Figure 2 (Left): The Grand Trunk Road in India, Ambala-Delhi section, during the British Raj. Image at http://en.wikipedia.org/wiki/File:GTRoad_Ambala.jpg_
Figure 3 (Right): A passenger train travelling from Bombay to Thane, 1855 Image at http://commons.wikimedia.org/wiki/ File:Dapoorie_viaduct_bombay1855.jpg
Dalhousie’s stint as Governor General in the mid- 1800s represents a watershed as far as the history of communication infrastructure is concerned, particularly with the introduction of the telegraph and the railway. Here is how the official website of the Indian Railways records the introduction of the railway in India:
The formal inauguration ceremony was performed on 16th April 1853, when 14 railway carriages carrying about 400 guests left Bori Bunder at 3.30 pm “amidst the loud applause of a vast multitude and to the salute of 21 guns.”

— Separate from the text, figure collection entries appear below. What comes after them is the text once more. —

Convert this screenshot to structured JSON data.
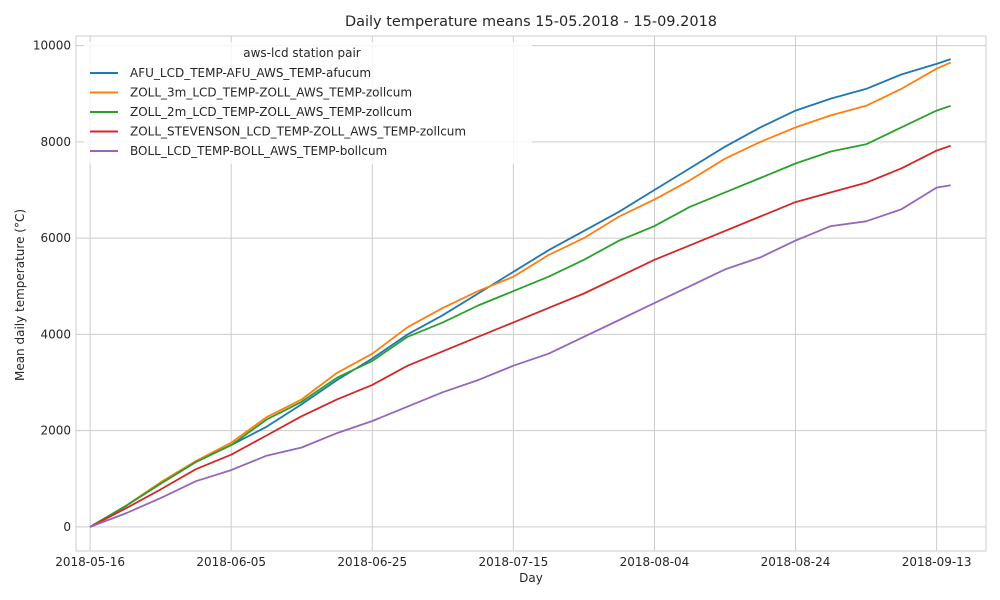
{
  "chart_data": {
    "type": "line",
    "title": "Daily temperature means 15-05.2018 - 15-09.2018",
    "xlabel": "Day",
    "ylabel": "Mean daily temperature (°C)",
    "x_range": [
      "2018-05-14",
      "2018-09-20"
    ],
    "ylim": [
      -500,
      10200
    ],
    "x_ticks": [
      "2018-05-16",
      "2018-06-05",
      "2018-06-25",
      "2018-07-15",
      "2018-08-04",
      "2018-08-24",
      "2018-09-13"
    ],
    "y_ticks": [
      0,
      2000,
      4000,
      6000,
      8000,
      10000
    ],
    "grid": true,
    "legend": {
      "title": "aws-lcd station pair",
      "placement": "upper-left"
    },
    "dates": [
      "2018-05-16",
      "2018-05-21",
      "2018-05-26",
      "2018-05-31",
      "2018-06-05",
      "2018-06-10",
      "2018-06-15",
      "2018-06-20",
      "2018-06-25",
      "2018-06-30",
      "2018-07-05",
      "2018-07-10",
      "2018-07-15",
      "2018-07-20",
      "2018-07-25",
      "2018-07-30",
      "2018-08-04",
      "2018-08-09",
      "2018-08-14",
      "2018-08-19",
      "2018-08-24",
      "2018-08-29",
      "2018-09-03",
      "2018-09-08",
      "2018-09-13",
      "2018-09-15"
    ],
    "series": [
      {
        "name": "AFU_LCD_TEMP-AFU_AWS_TEMP-afucum",
        "color": "#1f77b4",
        "values": [
          0,
          430,
          900,
          1350,
          1700,
          2080,
          2550,
          3050,
          3500,
          4000,
          4400,
          4850,
          5300,
          5750,
          6150,
          6550,
          7000,
          7450,
          7900,
          8300,
          8650,
          8900,
          9100,
          9400,
          9620,
          9720
        ]
      },
      {
        "name": "ZOLL_3m_LCD_TEMP-ZOLL_AWS_TEMP-zollcum",
        "color": "#ff7f0e",
        "values": [
          0,
          430,
          930,
          1370,
          1750,
          2280,
          2650,
          3200,
          3600,
          4150,
          4550,
          4900,
          5200,
          5650,
          6000,
          6450,
          6800,
          7200,
          7650,
          8000,
          8300,
          8550,
          8750,
          9100,
          9520,
          9650
        ]
      },
      {
        "name": "ZOLL_2m_LCD_TEMP-ZOLL_AWS_TEMP-zollcum",
        "color": "#2ca02c",
        "values": [
          0,
          430,
          900,
          1350,
          1700,
          2230,
          2600,
          3100,
          3450,
          3950,
          4250,
          4600,
          4900,
          5200,
          5550,
          5950,
          6250,
          6650,
          6950,
          7250,
          7550,
          7800,
          7950,
          8300,
          8650,
          8750
        ]
      },
      {
        "name": "ZOLL_STEVENSON_LCD_TEMP-ZOLL_AWS_TEMP-zollcum",
        "color": "#d62728",
        "values": [
          0,
          380,
          780,
          1200,
          1500,
          1900,
          2300,
          2650,
          2950,
          3350,
          3650,
          3950,
          4250,
          4550,
          4850,
          5200,
          5550,
          5850,
          6150,
          6450,
          6750,
          6950,
          7150,
          7450,
          7820,
          7920
        ]
      },
      {
        "name": "BOLL_LCD_TEMP-BOLL_AWS_TEMP-bollcum",
        "color": "#9467bd",
        "values": [
          0,
          280,
          600,
          950,
          1180,
          1480,
          1650,
          1950,
          2200,
          2500,
          2800,
          3050,
          3350,
          3600,
          3950,
          4300,
          4650,
          5000,
          5350,
          5600,
          5950,
          6250,
          6350,
          6600,
          7050,
          7100
        ]
      }
    ]
  }
}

Three locomotives were put in service to cover this distance of 33 km, and a year later the Bori Bunder–Thane route was enhanced with India’s first railway bridge (Figure 3). From three locomotives and 33 km, Indian railways today has about 8,000 locomotives and stretches over 63,000 km across the country.
Clearly, therefore, infrastructure has been a primary economic activity of the administration through all historical epochs. In the 21st century, most cross-state, or even multinational, commercial enterprises and investments are determined by the infrastructural base of the target site. In other words, to attract investment from other states and from abroad, we must first build and expand state-of the-art infrastructural capabilities. No wonder, infrastructure in Mumbai has been compared—albeit in a false sense of regional pride—to Shanghai, and India is struggling to attract foreign direct investment by ramping up, inter alia, airports ports, and the hotel industry, and by repeatedly projecting how India’s infrastructure needs should be prioritized to meet the urban challenges that will be posed by 2050.